Here are some of the key parts of the agency’s ruling:
- The unload guidelines set out by the Car Allocation Policy Group (an industry group that includes the railways and the board and divides rail cars among shippers each week) are a reasonable way of determining the level of service to be provided by a railway.
- Despite the best efforts of its front-line personnel, CP’s overall performance was “severely impaired” as a result of storms, blizzards and other weather-related disruptions, making it impossible for CP to meet the CAPG unload guidelines at the West Coast.
- The agency found CP breached its statutory service obligations in two areas: By discriminating against grain in the allocation of resources for moving commodities to Vancouver and by failing to supply cars for movement to the United States.

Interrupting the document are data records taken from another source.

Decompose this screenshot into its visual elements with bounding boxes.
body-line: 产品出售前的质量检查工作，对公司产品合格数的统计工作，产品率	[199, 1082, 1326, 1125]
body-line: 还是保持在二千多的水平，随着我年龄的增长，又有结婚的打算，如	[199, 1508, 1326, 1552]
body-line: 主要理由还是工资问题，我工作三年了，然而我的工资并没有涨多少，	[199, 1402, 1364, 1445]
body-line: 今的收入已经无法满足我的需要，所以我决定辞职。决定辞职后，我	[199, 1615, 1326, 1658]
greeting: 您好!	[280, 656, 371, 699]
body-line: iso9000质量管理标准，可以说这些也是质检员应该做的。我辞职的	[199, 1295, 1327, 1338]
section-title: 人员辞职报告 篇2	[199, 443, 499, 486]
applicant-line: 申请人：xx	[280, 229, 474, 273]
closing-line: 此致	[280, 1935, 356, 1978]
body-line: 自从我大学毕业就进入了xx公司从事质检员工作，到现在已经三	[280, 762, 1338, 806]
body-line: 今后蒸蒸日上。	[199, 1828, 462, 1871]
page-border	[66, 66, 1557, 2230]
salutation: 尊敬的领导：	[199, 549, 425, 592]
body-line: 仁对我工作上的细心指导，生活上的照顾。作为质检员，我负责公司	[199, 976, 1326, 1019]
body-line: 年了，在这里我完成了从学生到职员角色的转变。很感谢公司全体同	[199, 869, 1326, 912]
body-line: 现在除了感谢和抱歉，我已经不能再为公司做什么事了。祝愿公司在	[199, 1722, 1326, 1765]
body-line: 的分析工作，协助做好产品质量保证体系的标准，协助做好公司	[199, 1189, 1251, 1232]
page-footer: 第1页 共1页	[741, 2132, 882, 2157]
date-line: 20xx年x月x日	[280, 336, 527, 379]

- There was no breach of service in respect of movement to Thunder Bay, Ont., or winter rail shipments to Eastern Canada.
- The agency issued no orders or remedies. It said it “expects” CP will be guided by its findings of discrimination, and said the U.S. car supply issue is covered by a commercial contract between the board and CP and should be dealt with accordingly.
- While the number of CP Rail cars unloaded at Vancouver between Dec. 2 and March 30 fell 11,356 cars short of CAPG guidelines, the evidence didn’t indicate how much of that was due to weather and how much due to discrimination.
- The agency declined the board’s request that it order CP to develop plans to deal with similar problems in the future and submit them to the agency for approval, saying that would represent an unwarranted degree of regulation over railway operations.
- Because it issued no orders, the agency was not required and did not make any finding regarding the commercial harm suffered by the board as a result of the service breach.